The researchers tested their methods on a benchmark dataset, comparing AI-generated ontologies against those created by novice human engineers. The standout performer? OpenAI’s o1-preview, using the Ontogenia prompting method. It produced ontologies that were not just usable but, in many cases, outperformed those crafted by human beginners.
However, the study also highlighted critical limitations. AI-generated ontologies had a tendency to produce redundant or inconsistent elements—such as defining both employedSince and employmentStartDate for the same concept. Worse, models frequently struggled with the finer points of logic, generating overlapping domains and incorrect inverse relationships. Meta’s LLaMA model, in particular, performed poorly, producing tangled hierarchies and structural flaws that made its ontologies difficult to use.
One of the biggest takeaways? Context matters. When LLMs were forced to work with too much information at once, their performance suffered. Trimming down their input—hence the “Memoryless” strategy—helped reduce irrelevant outputs and improved coherence.
So, should we let AI take over ontology engineering? Not quite. While LLMs can speed up the drafting process, human intervention remains essential. AI is great at producing structured knowledge quickly, but its outputs still need logical refinement and semantic verification—tasks that require human oversight.
The researchers suggest that AI’s true role in ontology engineering is that of a co-pilot rather than a replacement. Instead of building knowledge graphs from scratch, LLMs can assist by generating structured drafts, which human experts can refine. Future improvements might focus on integrating ontology validation mechanisms directly into AI workflows, reducing the need for manual corrections.
In other words, AI can help map the territory, but humans still need to verify the landmarks.

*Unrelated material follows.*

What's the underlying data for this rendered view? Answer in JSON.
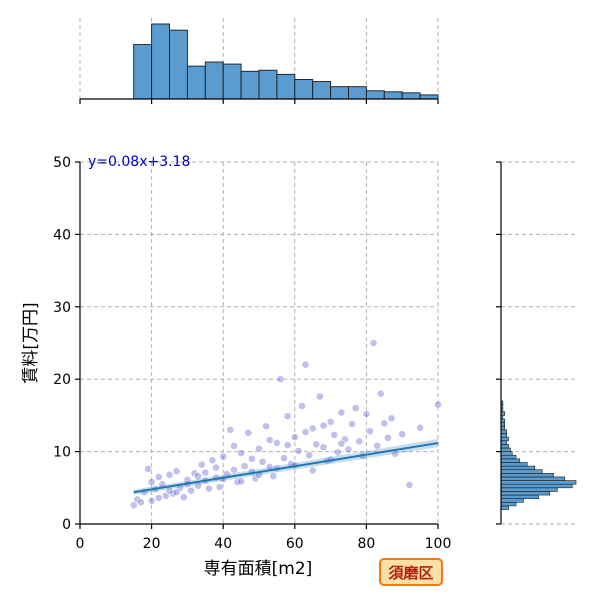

The study also raises a deeper question about AI’s ability to understand knowledge. Can a model truly “grasp” ontological relationships, or is it merely playing an advanced game of statistical pattern-matching? As AI continues to evolve, the line between human logic and machine-generated reasoning is blurring—but for now, human engineers still have the final say.
LLMs can generate surprisingly high-quality ontology drafts, but their outputs remain inconsistent and require human refinement. If the goal is efficiency, AI-assisted ontology engineering is already proving useful. If the goal is perfection, there’s still a long way to go.